Kees-Jan Pronk shares his time between being a doctor in paediatric oncology at Skåne University Hospital, Lund, and being a researcher at Lund University. The children who come to unit 64 range from newborns up to 18 years of age. They come to the unit to receive cytostatic treatment or stem cell transplants. They often also need help with treatment-related complications. The cytostatic drugs that are used are very effective although also incredibly toxic for the body. Therefore, the children must sometimes also receive an antidote in conjunction with the treatment.
“We often use the world’s oldest cytotoxic drug, Methotrexate, including for acute lymphoblastic leukaemia (ALL), the most common form of cancer in children. Despite being in use since 1947, there are relatively few studies on the medicine. We do not know exactly how often or in which doses we should give the antidote or how the chemotherapy affects the kidney function of patients. This is therefore one of my research projects,” explains Kees-Jan Pronk.
Large group of children being studied
Although most children survive their cancer, many must pay a high price as they suffer from long-term complications. Doctors must think 30 - 40 years ahead and constantly adjust the medication in relation to its side effects. In a large Nordic study, in which Kees-Jan Pronk is involved, researchers are looking at the consequences for those children who received their treatment based on the Nordic treatment protocol for ALL.
“ALL has one of the highest survival rates and we cure over 90 per cent of all children in the Nordic countries, so now there is a really large patient group who have survived and who we can follow up. In Lund, we are responsible for researching how the kidneys have been affected by chemotherapy and how the immunological recovery takes place. In some patients, a stem cell transplant is required to be able to cure them. These patients receive very high doses of chemotherapy, sometimes in combination with total body radiation, to eliminate both the underlying disease but also the individual’s immune system.
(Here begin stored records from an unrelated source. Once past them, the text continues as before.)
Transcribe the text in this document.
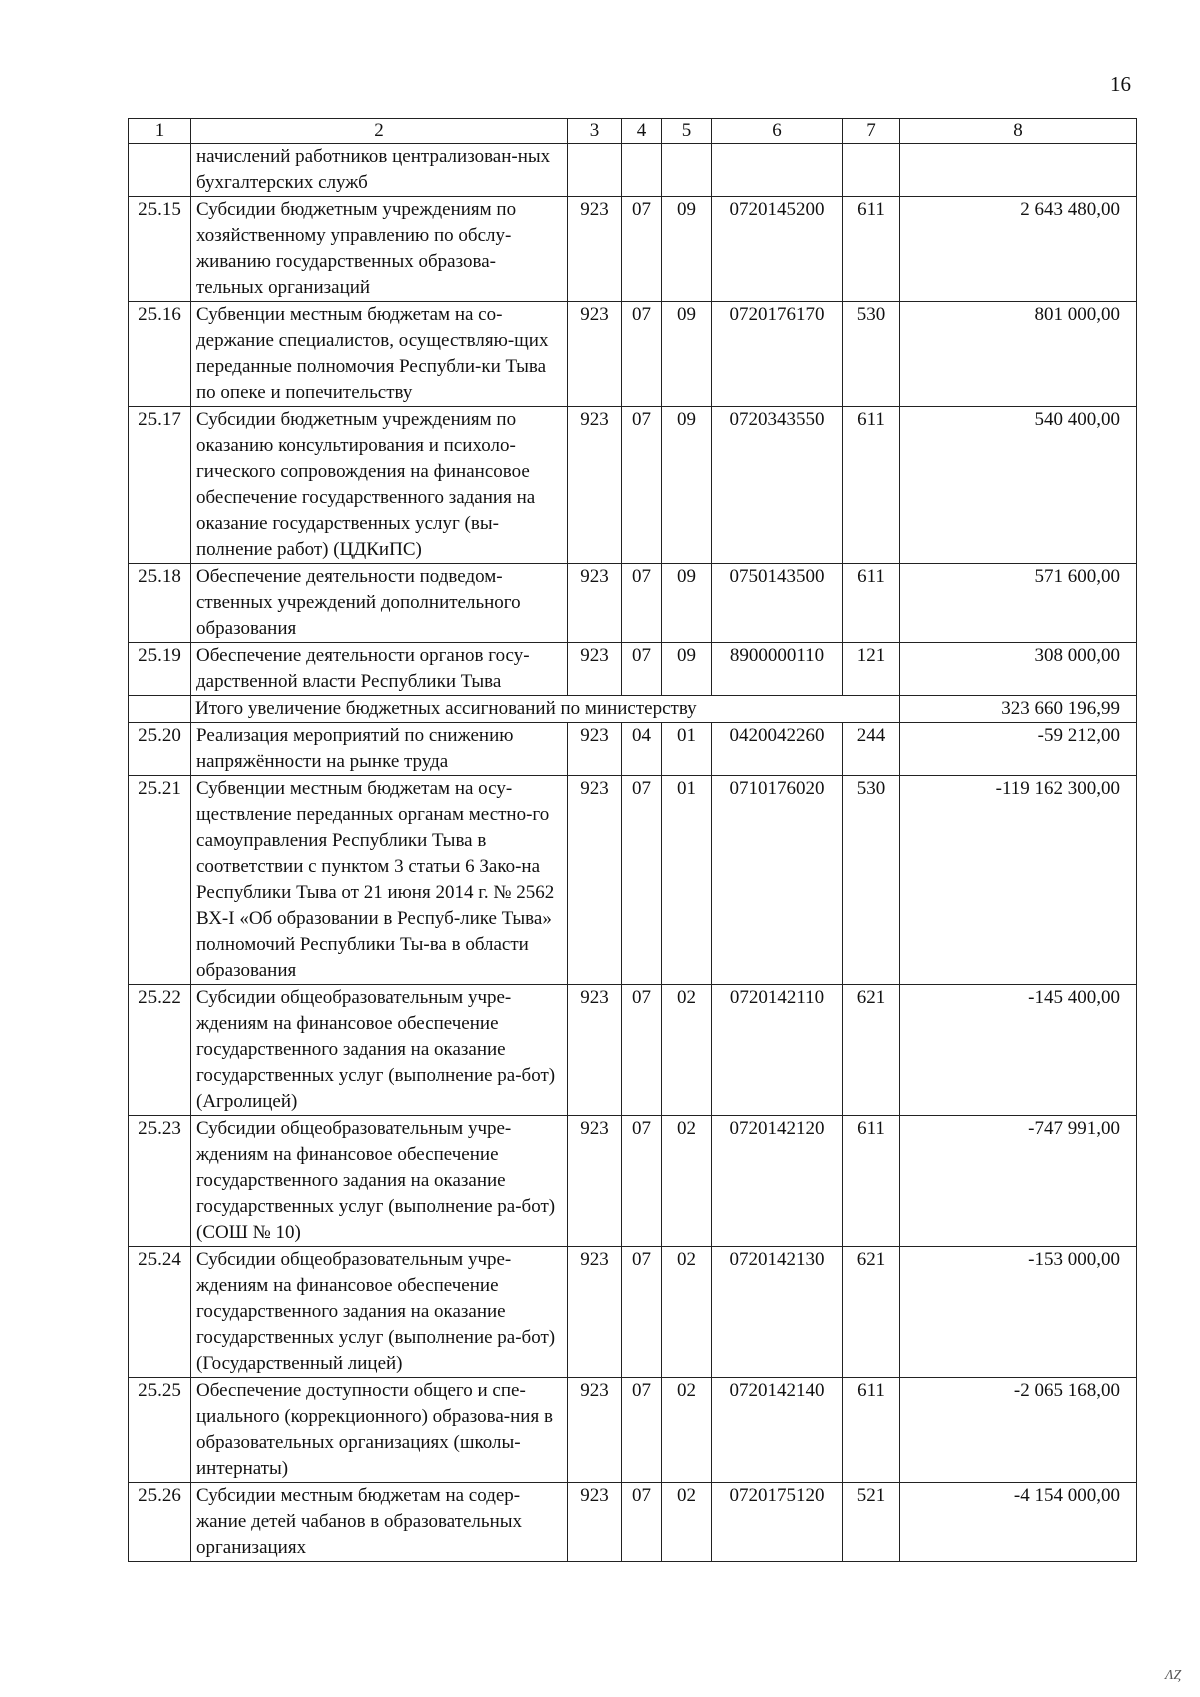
16
1	2	3	4	5	6	7	8
	начислений работников централизован-ных бухгалтерских служб						
25.15	Субсидии бюджетным учреждениям по хозяйственному управлению по обслу-живанию государственных образова-тельных организаций	923	07	09	0720145200	611	2 643 480,00
25.16	Субвенции местным бюджетам на со-держание специалистов, осуществляю-щих переданные полномочия Республи-ки Тыва по опеке и попечительству	923	07	09	0720176170	530	801 000,00
25.17	Субсидии бюджетным учреждениям по оказанию консультирования и психоло-гического сопровождения на финансовое обеспечение государственного задания на оказание государственных услуг (вы-полнение работ) (ЦДКиПС)	923	07	09	0720343550	611	540 400,00
25.18	Обеспечение деятельности подведом-ственных учреждений дополнительного образования	923	07	09	0750143500	611	571 600,00
25.19	Обеспечение деятельности органов госу-дарственной власти Республики Тыва	923	07	09	8900000110	121	308 000,00
	Итого увеличение бюджетных ассигнований по министерству						323 660 196,99
25.20	Реализация мероприятий по снижению напряжённости на рынке труда	923	04	01	0420042260	244	-59 212,00
25.21	Субвенции местным бюджетам на осу-ществление переданных органам местно-го самоуправления Республики Тыва в соответствии с пунктом 3 статьи 6 Зако-на Республики Тыва от 21 июня 2014 г. № 2562 ВХ-I «Об образовании в Респуб-лике Тыва» полномочий Республики Ты-ва в области образования	923	07	01	0710176020	530	-119 162 300,00
25.22	Субсидии общеобразовательным учре-ждениям на финансовое обеспечение государственного задания на оказание государственных услуг (выполнение ра-бот) (Агролицей)	923	07	02	0720142110	621	-145 400,00
25.23	Субсидии общеобразовательным учре-ждениям на финансовое обеспечение государственного задания на оказание государственных услуг (выполнение ра-бот) (СОШ № 10)	923	07	02	0720142120	611	-747 991,00
25.24	Субсидии общеобразовательным учре-ждениям на финансовое обеспечение государственного задания на оказание государственных услуг (выполнение ра-бот) (Государственный лицей)	923	07	02	0720142130	621	-153 000,00
25.25	Обеспечение доступности общего и спе-циального (коррекционного) образова-ния в образовательных организациях (школы-интернаты)	923	07	02	0720142140	611	-2 065 168,00
25.26	Субсидии местным бюджетам на содер-жание детей чабанов в образовательных организациях	923	07	02	0720175120	521	-4 154 000,00
ɅȤ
Subsequently, healthy blood-forming cells are transplanted from a donor, which regenerate the entire blood cell system. On a hunt for the same type of stem cells."
Doctors first try to find identical stem cells in a sibling. If none are available, they keep looking in large international transplant registers. However, the donation process from a register takes two to three months and sometimes a patient does not have that time.
The solution is then to choose one of the parents as a donor – a so-called haploidentical stem cell transplant where haplo means half matched. However, the risk is then that the child’s immune system does not accept the new foreign stem cells and can reject them, while the newly transplanted cells can attack the patient – so-called graft versus host disease (GvH). Rejection and GvH are serious and sometimes life-threatening conditions.
“To avoid this, the immune cells in the patient are removed, as well as those in the donated cells being transplanted. It is complex, as the same cells are also needed to build up a new immune system. Without the immune cells, the child becomes extremely susceptible to viral diseases, among other things, and after a transplant, some children die from viruses that doctors cannot control.”
Research and everyday clinical work are connected
For Kees-Jan Pronk, questions about how the immune system regenerates following a haploidentical transplant and how it is possible to strengthen the immune defence are therefore an important part of his research.
“I think that clinical work and research enrich each other and for me personally, they are important to drive healthcare forward. The research helps me to gain a better understanding of how the body works and in my everyday clinical work I see where the problems are and which research issues are important.”